2017/08/13 Issue: 119 Page: 18

The Arab Weekly
Hassan Abdel Zaher

Cairo - The recent increase in Egypt’s foreign currency reserves is expected to improve the country’s credit rating, resulting in a boost in investors’ and interna­tional financial institutions’ confi­dence in the economy and helping the country meet the needs of its people, analysts said.

“The presence of enough foreign currency reserves at the central bank means that our country is ca­pable of honouring its financial ob­ligations,” said economist Ali al-Id­risi. “This automatically raises the national credit rating and increases the confidence of international fi­nancial institutions.”

By the end of July, foreign cur­rency reserves totalled $36.3 bil­lion, the highest since 2011. A few days before the 2011 uprising that ended the rule of autocrat Hosni Mubarak, Egypt’s foreign currency reserves were nearly $37 billion.

The reserves started to drop, however, as revenues from tourism and exports fell due to the unrest. Reserves totalled less than $12 bil­lion by the time Islamist President Muhammad Morsi was ousted in July 2013.

This was catastrophic for import-dependent Egypt. Cairo needed more than double the amount of its foreign currency reserves to secure the needs of its people for at least six months, including to provide wheat necessary for making tens of millions of loaves of bread eaten every day.

Finance Minister Amr el-Garhy attributed the recent increase in reserves to economic reforms the government has initiated since last November 2016.

“The reforms have been effec­tive in addressing problems in the economy and gaining international applause,” Garhy said. “The rise in the reserves is a sign of improving economic conditions and this im­provement will translate into high­er economic growth in the future.”

The reforms included the flota­tion of the Egyptian pound, a sig­nificant slashing of fuel, water and electricity subsidies and raising taxes on non-essential imports.
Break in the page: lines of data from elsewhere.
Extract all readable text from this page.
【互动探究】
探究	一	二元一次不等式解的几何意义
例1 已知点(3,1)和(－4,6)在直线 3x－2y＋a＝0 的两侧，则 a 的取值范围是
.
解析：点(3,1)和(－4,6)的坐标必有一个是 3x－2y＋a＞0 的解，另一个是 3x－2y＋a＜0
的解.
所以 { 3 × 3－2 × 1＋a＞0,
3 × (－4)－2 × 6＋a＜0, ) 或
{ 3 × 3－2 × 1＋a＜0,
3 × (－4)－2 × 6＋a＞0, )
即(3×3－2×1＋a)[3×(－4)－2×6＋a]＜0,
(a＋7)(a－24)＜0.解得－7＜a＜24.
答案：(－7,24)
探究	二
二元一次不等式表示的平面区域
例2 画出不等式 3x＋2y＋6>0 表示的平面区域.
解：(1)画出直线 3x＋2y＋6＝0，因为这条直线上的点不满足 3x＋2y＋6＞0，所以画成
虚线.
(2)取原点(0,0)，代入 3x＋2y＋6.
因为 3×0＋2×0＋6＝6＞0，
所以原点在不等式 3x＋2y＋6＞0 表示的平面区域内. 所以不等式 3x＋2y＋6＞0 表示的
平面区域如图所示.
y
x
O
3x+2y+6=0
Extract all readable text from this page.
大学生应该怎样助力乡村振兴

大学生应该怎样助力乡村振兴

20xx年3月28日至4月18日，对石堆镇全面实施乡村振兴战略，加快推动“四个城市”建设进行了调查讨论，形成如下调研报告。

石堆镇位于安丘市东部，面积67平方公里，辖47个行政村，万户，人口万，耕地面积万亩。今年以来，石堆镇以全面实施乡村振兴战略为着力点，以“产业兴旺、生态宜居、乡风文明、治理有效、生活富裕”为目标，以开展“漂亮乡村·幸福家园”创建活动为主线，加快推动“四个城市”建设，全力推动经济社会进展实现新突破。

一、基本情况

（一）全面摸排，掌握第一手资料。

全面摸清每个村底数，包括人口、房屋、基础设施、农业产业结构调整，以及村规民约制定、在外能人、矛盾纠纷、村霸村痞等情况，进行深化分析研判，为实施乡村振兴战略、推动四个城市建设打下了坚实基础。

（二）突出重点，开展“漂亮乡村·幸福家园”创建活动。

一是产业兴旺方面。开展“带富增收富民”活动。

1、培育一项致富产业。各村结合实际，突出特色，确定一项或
The flotation of the pound, made to eradicate a rampant foreign cur­rency parallel market, caused the national currency to lose most of its value, leading to an unprecedented surge in commodity prices.

Cutting fuel subsidies raised the cost of transport and consequently the price of commodities in the market. These decisions prompted a backlash from the public but the rise in foreign currency reserves shows the measures paid off.
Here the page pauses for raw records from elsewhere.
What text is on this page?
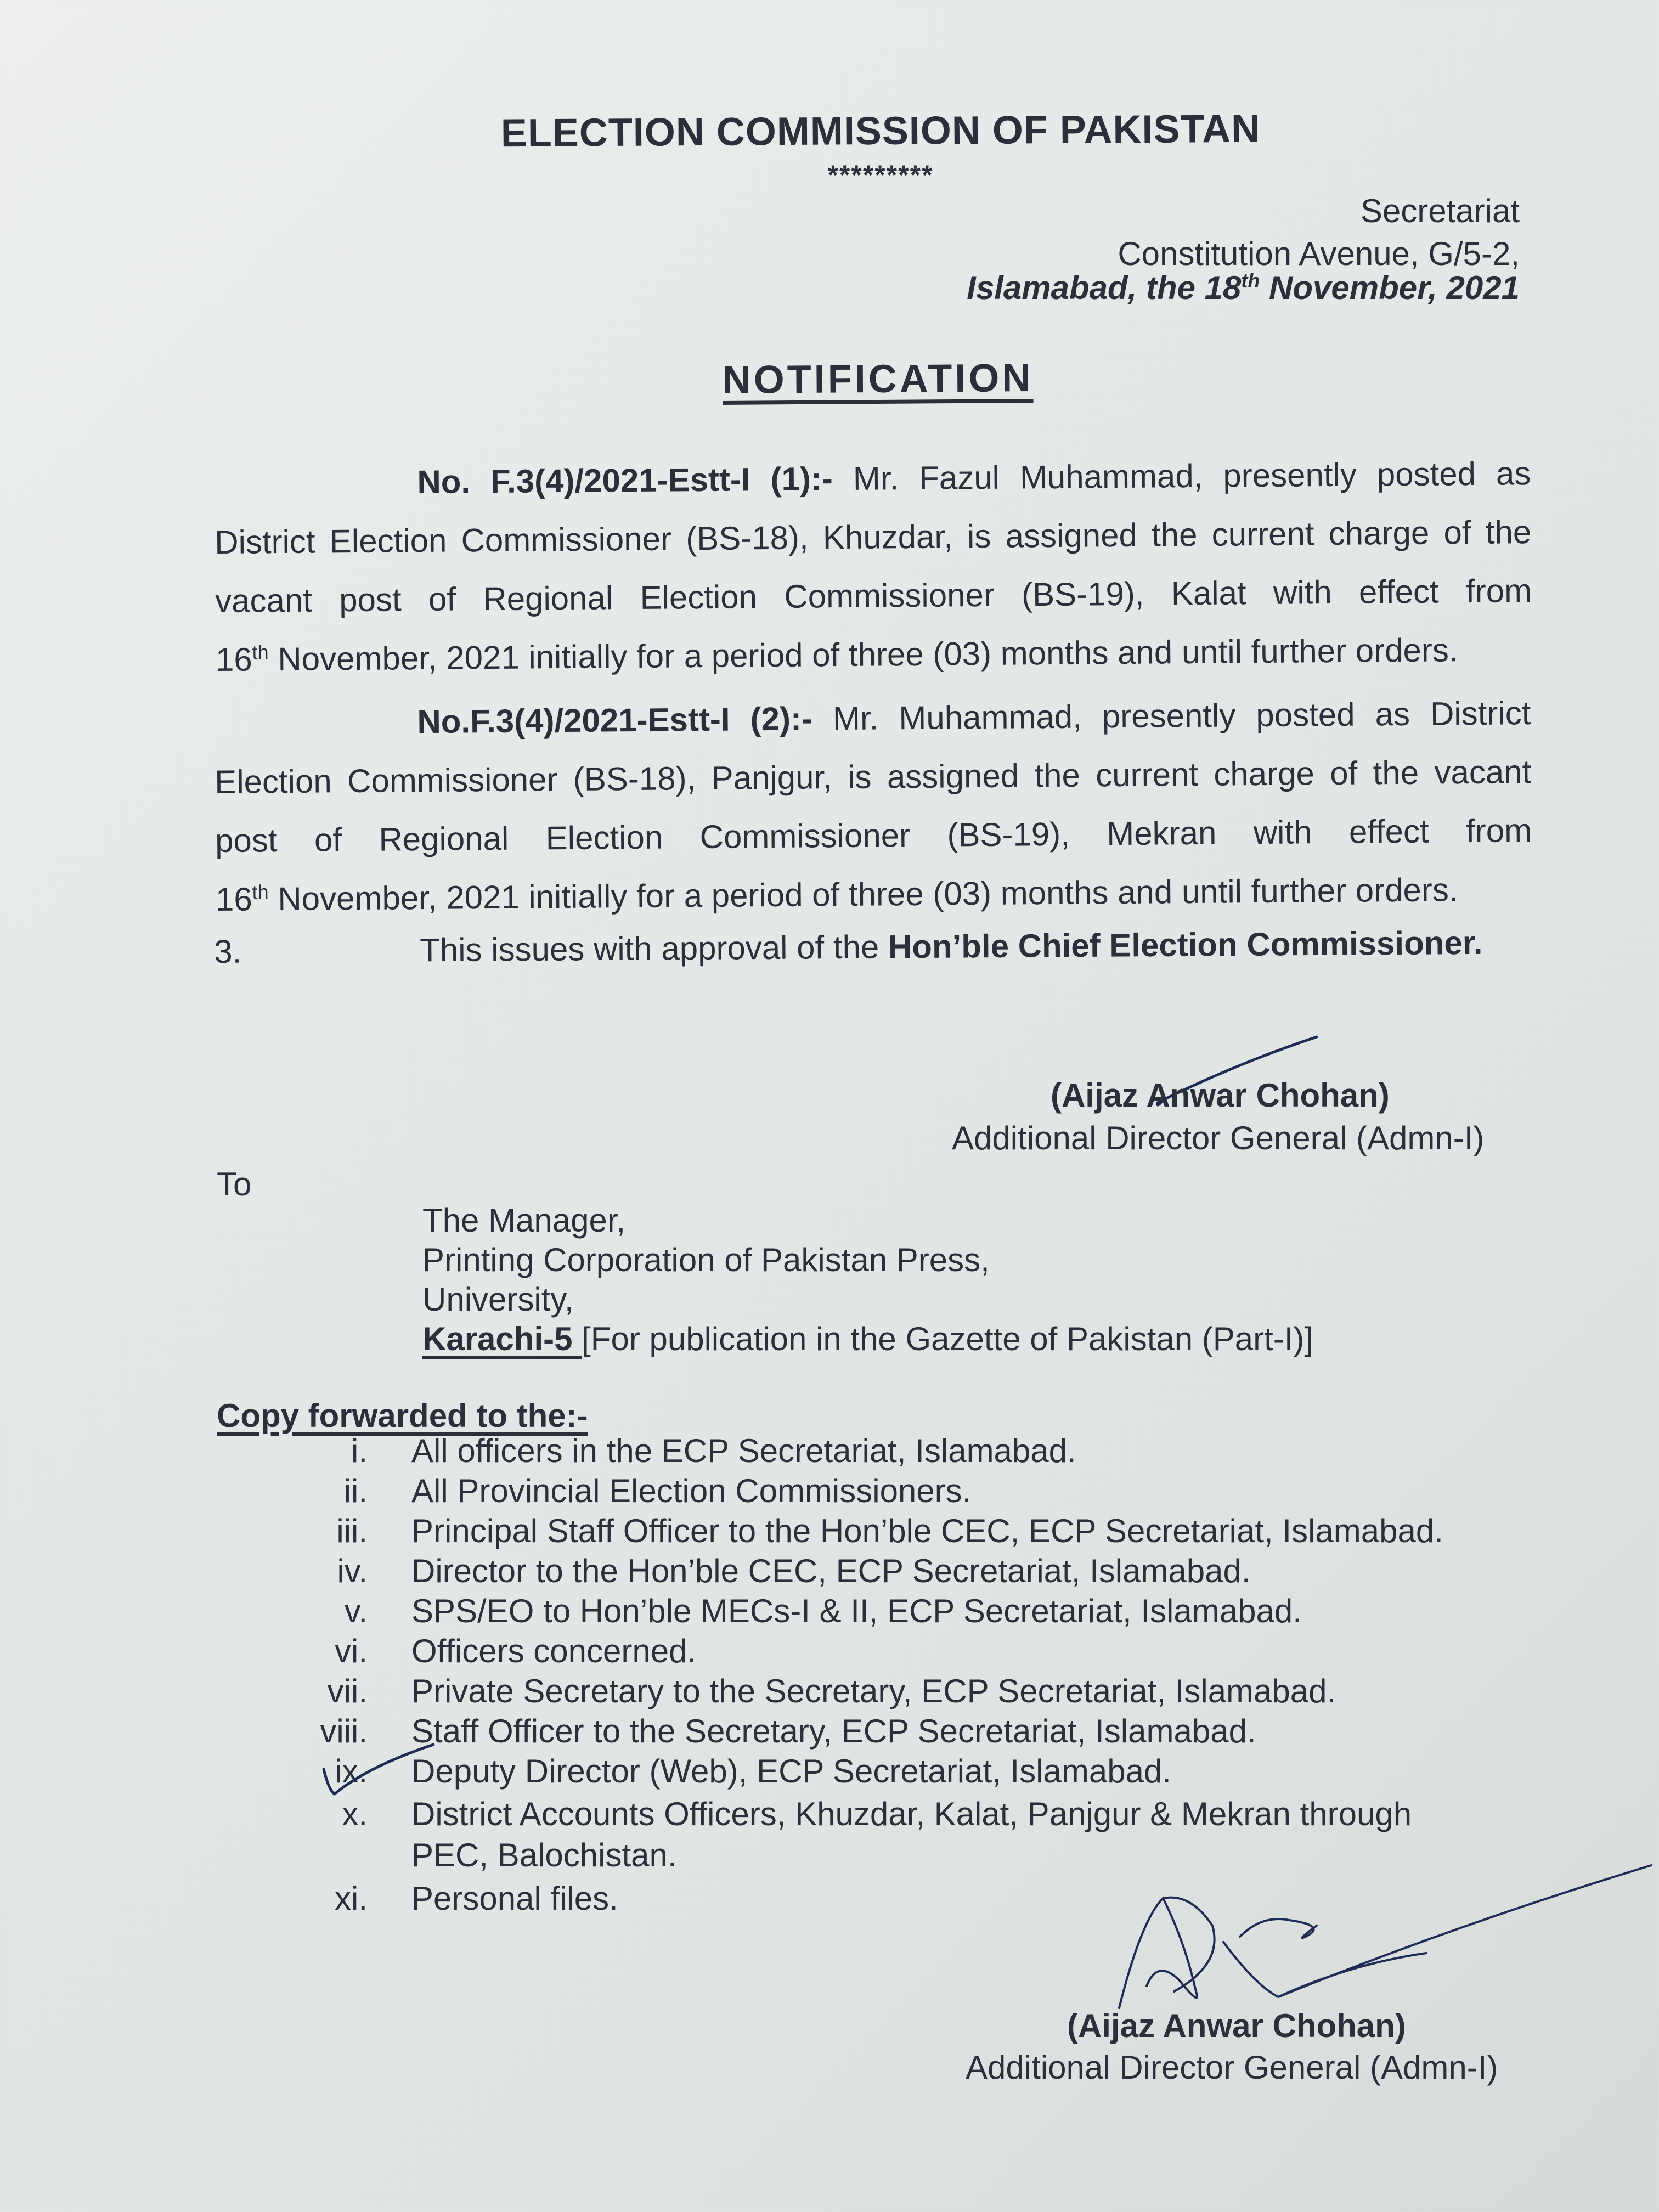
ELECTION COMMISSION OF PAKISTAN
*********
Secretariat
Constitution Avenue, G/5-2,
Islamabad, the 18th November, 2021
NOTIFICATION
No. F.3(4)/2021-Estt-I (1):- Mr. Fazul Muhammad, presently posted as District Election Commissioner (BS-18), Khuzdar, is assigned the current charge of the vacant post of Regional Election Commissioner (BS-19), Kalat with effect from
16th November, 2021 initially for a period of three (03) months and until further orders.
No.F.3(4)/2021-Estt-I (2):- Mr. Muhammad, presently posted as District Election Commissioner (BS-18), Panjgur, is assigned the current charge of the vacant post of Regional Election Commissioner (BS-19), Mekran with effect from
16th November, 2021 initially for a period of three (03) months and until further orders.
3.	This issues with approval of the Hon’ble Chief Election Commissioner.
(Aijaz Anwar Chohan)
Additional Director General (Admn-I)
To
The Manager,
Printing Corporation of Pakistan Press,
University,
Karachi-5 [For publication in the Gazette of Pakistan (Part-I)]
Copy forwarded to the:-
i. All officers in the ECP Secretariat, Islamabad.
ii. All Provincial Election Commissioners.
iii. Principal Staff Officer to the Hon’ble CEC, ECP Secretariat, Islamabad.
iv. Director to the Hon’ble CEC, ECP Secretariat, Islamabad.
v. SPS/EO to Hon’ble MECs-I & II, ECP Secretariat, Islamabad.
vi. Officers concerned.
vii. Private Secretary to the Secretary, ECP Secretariat, Islamabad.
viii. Staff Officer to the Secretary, ECP Secretariat, Islamabad.
ix. Deputy Director (Web), ECP Secretariat, Islamabad.
x. District Accounts Officers, Khuzdar, Kalat, Panjgur & Mekran through
PEC, Balochistan.
xi. Personal files.
(Aijaz Anwar Chohan)
Additional Director General (Admn-I)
The slashing of the subsidies and the pound flotation reduced the budget deficit 10.9% by the end of the 2016-17 fiscal year, which ended in June, compared to 12.5% in the previous fiscal year, state figures indicated.
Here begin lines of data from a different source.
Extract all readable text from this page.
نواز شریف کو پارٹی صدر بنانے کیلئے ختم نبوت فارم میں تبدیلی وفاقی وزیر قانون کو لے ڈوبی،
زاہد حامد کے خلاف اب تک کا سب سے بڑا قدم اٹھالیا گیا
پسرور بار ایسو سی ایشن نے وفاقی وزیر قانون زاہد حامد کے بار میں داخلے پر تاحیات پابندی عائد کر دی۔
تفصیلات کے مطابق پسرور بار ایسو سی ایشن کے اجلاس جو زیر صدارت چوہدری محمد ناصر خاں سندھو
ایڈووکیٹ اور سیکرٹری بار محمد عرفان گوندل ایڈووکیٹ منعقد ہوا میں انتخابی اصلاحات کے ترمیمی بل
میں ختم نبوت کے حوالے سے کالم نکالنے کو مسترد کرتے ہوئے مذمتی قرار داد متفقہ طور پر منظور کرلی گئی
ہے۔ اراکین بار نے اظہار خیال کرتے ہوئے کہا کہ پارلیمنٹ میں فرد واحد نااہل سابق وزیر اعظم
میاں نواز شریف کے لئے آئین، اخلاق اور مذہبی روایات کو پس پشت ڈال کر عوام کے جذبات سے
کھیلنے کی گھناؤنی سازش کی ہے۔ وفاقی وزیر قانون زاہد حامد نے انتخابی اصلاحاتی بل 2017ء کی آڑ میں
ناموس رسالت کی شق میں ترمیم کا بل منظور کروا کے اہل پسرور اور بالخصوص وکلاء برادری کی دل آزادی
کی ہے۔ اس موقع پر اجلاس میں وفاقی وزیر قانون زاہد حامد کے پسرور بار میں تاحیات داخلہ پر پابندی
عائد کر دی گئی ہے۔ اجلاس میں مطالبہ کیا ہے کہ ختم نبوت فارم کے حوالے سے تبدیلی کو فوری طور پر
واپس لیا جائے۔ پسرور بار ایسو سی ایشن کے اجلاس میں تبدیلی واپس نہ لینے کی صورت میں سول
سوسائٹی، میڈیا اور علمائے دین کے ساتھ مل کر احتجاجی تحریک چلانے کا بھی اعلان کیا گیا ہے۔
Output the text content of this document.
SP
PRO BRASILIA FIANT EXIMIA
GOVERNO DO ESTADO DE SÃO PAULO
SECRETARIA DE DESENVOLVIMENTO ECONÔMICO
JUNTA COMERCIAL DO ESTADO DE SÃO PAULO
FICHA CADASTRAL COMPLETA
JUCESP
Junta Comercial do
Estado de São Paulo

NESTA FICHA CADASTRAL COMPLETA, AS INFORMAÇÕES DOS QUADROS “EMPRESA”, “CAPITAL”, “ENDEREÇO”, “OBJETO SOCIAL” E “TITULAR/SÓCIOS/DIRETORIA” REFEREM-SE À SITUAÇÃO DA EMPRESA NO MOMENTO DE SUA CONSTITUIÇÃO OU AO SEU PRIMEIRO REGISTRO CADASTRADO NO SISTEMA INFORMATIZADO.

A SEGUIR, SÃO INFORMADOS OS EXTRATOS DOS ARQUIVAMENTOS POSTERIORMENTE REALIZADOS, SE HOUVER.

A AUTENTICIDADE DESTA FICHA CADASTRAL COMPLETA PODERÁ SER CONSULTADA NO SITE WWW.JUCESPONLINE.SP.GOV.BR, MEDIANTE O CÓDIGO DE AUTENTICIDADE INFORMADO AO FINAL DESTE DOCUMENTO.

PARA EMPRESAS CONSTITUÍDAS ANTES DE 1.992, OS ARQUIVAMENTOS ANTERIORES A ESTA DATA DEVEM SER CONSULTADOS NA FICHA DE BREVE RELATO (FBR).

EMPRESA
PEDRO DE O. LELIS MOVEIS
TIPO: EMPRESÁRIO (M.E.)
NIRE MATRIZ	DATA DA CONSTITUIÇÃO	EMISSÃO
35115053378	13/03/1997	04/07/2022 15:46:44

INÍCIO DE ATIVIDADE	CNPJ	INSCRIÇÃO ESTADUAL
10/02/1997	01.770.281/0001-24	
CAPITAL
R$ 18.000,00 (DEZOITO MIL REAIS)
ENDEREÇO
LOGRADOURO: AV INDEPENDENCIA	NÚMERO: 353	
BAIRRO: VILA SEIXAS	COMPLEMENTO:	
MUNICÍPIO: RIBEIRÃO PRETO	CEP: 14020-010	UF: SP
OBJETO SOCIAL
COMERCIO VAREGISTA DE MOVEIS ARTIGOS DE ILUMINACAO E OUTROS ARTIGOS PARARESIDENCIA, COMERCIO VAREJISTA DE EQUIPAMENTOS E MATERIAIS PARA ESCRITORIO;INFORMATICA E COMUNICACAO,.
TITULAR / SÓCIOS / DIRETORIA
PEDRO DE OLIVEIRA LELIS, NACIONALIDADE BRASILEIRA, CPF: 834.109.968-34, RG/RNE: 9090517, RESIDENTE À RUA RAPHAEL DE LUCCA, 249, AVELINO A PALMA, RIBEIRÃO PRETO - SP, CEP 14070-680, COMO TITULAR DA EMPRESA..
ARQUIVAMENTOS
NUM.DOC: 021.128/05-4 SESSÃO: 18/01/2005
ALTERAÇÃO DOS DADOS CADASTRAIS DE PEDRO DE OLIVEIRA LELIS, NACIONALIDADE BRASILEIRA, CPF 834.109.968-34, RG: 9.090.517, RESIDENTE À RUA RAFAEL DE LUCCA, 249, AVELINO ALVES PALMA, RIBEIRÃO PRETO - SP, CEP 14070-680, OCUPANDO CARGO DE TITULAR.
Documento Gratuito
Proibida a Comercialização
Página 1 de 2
The economic growth rate rose to 4.9%, compared to 4.5% in the cor­responding period of the previous fiscal year.

Egypt’s exports rose 8% in the first half of 2017, reaching $11.1 bil­lion, compared to $10.3 billion in the first half of 2016, Foreign Trade Minister Tarek Qabil said. Imports fell 30% in the first half of 2017, reaching $24 billion, he said.

Those improvements boosted confidence in the economy, espe­cially among entrepreneurs and businessmen looking for invest­ment opportunities.

“Improving economic indica­tors will inevitably reflect on the total volume of investments,” said Sherine el-Shawarby, a former as­sistant finance minister and a pro­fessor of economics at Cairo Uni­versity. “Countries with strong and promising economies are the ones investors always look for.”

Egypt has revamped its invest­ment laws with an eye on procuring investments from other countries, especially oil-rich Gulf states with whom the Egyptian leadership en­joys strong ties.

In the 2016-17 fiscal year, Egypt received $8.7 billion in foreign di­rect investments compared to $6.9 billion in the previous fiscal year, the Investment Ministry said. In­vestment Minister Sahar Nasr said she expected Egypt to receive $10 billion in foreign direct investments in the fiscal year that began July 1.

Egypt still needs to translate those indicators into better stand­ards of living for its people, econo­mists said. This can only be done by reining in runaway commodity prices and bringing inflation down.

Commodity prices have risen al­most 200% since the pound flota­tion in November and core inflation was 31.95% in June, compared to 30.6% a month earlier.

“This very high inflation rate eats away at people’s income and makes most of them incapable of satisfying their basic needs,” Idrisi said. “This opens the door for an increase in the number of the poor, which can have serious social and security implications.”

Hassan Abdel Zaher is a Cairo-based contributor to The Arab Weekly.